I believe in Christianity as I believe that the Sun has risen, not only because I see it, but because by it I see everything else. -C.S. Lewis
Believing in and following Christ will change the trajectory of your life, but it probably won't make it any easier. God calls us to extreme measures. And, living by faith definitely won't take away all of your pain and suffering. You, and everyone you have and will ever know, will someday pass from this life, and will at times suffer along the way. But believing in Christ gives us answers, and gives us hope. It tells us that this Universe didn't just happen upon itself; it was created for a purpose. It tells us that our instinct is right in believing that this world isn't how it ought to be. It tells us that our draw towards love and goodness aren't simply the result of a blind evolutionary process, but are baked into reality itself. It tells us that we're right in having a distaste for evilness and corruption and that loving our neighbor isn't just a suggestion, but the will of our maker. And, it gives us hope that there is light at the end of the tunnel; that there is a reason to press forward. And if I'm wrong, then so be it - it'll be an eternal secret. But in the meantime, I'll spend my life pursuing God and allowing him to use me for his will and purposes. And though my relationship with him is experienced through faith - it is so real, so enriching, so joyful.

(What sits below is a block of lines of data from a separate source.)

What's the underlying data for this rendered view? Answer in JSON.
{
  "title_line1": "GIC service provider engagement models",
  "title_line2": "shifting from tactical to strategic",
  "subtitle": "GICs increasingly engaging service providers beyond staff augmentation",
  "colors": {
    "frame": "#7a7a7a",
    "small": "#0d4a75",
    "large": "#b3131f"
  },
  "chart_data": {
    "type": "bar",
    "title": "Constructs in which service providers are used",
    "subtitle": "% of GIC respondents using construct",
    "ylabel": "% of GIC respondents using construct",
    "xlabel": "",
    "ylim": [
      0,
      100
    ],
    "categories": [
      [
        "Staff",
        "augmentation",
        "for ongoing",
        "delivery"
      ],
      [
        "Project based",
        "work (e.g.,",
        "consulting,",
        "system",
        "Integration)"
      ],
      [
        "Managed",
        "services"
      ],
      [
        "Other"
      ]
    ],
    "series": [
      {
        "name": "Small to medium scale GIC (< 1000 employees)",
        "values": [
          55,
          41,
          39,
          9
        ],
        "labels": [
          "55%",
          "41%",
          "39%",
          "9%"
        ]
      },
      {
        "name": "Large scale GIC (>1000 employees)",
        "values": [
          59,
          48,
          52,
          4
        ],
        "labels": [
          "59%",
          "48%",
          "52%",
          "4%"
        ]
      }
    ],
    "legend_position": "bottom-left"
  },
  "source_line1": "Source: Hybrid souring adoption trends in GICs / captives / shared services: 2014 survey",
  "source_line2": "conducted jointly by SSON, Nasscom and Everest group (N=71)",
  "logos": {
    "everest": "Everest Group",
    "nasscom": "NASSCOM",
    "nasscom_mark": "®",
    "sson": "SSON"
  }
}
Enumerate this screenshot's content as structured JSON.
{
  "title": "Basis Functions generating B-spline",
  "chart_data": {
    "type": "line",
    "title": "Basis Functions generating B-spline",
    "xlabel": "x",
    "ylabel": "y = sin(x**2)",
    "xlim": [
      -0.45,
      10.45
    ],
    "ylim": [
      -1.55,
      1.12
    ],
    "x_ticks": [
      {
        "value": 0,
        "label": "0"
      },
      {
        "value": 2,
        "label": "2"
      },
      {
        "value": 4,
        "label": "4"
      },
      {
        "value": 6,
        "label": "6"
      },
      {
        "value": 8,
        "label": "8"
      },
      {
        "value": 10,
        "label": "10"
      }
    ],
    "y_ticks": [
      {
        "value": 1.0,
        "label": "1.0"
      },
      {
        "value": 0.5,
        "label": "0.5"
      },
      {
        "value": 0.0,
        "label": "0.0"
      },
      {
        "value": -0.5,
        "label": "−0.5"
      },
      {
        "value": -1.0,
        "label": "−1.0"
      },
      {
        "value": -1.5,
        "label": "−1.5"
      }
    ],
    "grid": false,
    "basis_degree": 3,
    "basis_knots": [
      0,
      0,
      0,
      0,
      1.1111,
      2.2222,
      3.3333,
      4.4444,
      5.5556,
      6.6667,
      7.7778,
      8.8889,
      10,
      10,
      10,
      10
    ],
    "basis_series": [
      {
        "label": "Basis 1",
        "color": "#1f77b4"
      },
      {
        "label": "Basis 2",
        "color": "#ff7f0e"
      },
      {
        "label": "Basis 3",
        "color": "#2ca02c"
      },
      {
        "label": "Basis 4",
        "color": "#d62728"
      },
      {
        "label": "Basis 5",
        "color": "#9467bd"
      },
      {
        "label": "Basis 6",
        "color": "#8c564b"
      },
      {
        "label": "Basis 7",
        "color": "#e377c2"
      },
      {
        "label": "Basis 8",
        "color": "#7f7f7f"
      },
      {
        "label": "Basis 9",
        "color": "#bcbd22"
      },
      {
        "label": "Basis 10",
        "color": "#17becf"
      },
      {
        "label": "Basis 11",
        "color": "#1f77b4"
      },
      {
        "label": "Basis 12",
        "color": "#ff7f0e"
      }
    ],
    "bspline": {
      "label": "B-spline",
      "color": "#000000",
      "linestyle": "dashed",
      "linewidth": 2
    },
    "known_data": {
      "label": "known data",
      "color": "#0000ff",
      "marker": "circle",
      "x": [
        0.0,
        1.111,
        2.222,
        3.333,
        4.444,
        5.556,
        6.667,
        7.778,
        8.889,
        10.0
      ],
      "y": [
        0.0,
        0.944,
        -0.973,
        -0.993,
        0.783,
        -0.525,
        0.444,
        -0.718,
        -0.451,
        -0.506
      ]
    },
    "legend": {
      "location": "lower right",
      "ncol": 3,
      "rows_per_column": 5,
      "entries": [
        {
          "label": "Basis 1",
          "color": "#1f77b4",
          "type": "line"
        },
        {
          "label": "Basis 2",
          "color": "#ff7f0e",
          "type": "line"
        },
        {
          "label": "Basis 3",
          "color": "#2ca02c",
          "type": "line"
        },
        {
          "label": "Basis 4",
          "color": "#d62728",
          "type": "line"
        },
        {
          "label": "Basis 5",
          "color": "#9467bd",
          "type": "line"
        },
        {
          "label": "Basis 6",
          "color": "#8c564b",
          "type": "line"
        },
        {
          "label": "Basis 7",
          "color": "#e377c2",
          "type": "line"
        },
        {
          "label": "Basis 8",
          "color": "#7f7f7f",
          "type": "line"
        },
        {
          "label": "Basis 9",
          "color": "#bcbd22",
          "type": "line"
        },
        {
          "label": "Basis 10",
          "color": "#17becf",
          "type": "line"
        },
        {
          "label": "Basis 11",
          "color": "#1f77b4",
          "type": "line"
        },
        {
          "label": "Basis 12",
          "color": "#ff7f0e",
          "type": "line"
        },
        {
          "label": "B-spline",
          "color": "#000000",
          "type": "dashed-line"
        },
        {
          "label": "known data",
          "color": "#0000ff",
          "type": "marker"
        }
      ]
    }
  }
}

Whoever you are, wherever you're at - might you, and we, seek God and find out what this Christian story is all about. I leave you with a prayer:
"God, you who are, the source of all reality, the creator of all existence, the maker of all things. The one upon which all else is contingent, the one upon which all else is dependant. Reveal yourself to me. Show me your love, show me your ways. Might I know you, follow you, and love you for all of my days."